Menurut Standar Syariah Internasional AAOIFI, multiakad diperbolehkan selama tidak termasuk akad yang dilarang dalam nash, bukan untuk tujuan modus atau rekayasa pinjaman berbunga, dan bukan termasuk akad yang saling bertentangan. Kesimpulan ini berdasarkan telaah terhadap hadis, maqashid, standar syariah AAOIFI, Fatwa DSN MUI terkait.

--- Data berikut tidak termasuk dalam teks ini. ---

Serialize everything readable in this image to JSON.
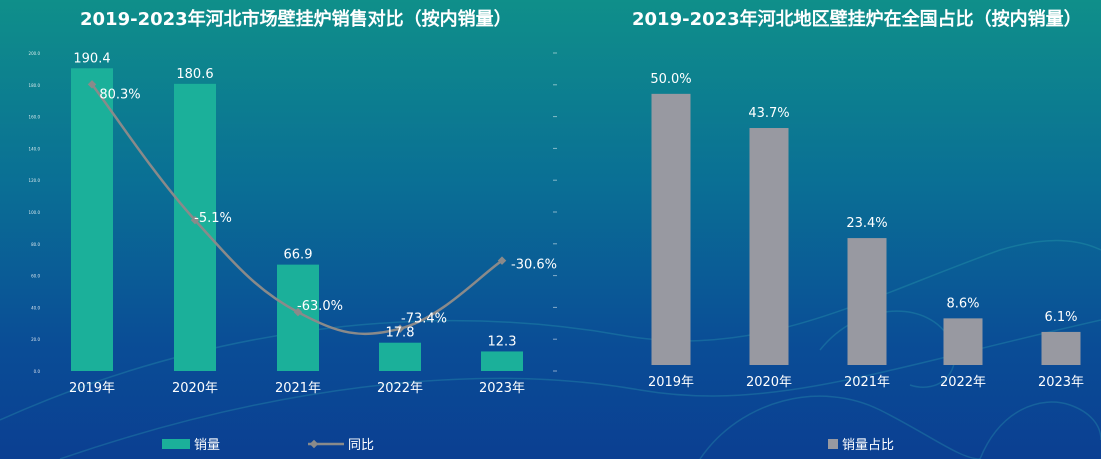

Di antara karakteristik multiakad adalah pelaku, objek, dan pengaruh akadnya sama, serta antara dua akad yang bersyarat; beberapa akad yang didesain menjadi satu paket akad yang memiliki tahapan dan bagian-bagian akad. Pada umumnya, desain akad ini dilakukan untuk memenuhi kebutuhan pasar dan nasabah.

Contohnya, KPR dengan akad IMBT yang terdiri atas akad ijarah dan jual beli, produk KPR dengan akad musyarakah mutanaqisah yang terdiri atas akad syirkah, ijarah dan jual beli, dan produk gadai emas yang terdiri atas qardh, rahn, dan nafaqatul marhun.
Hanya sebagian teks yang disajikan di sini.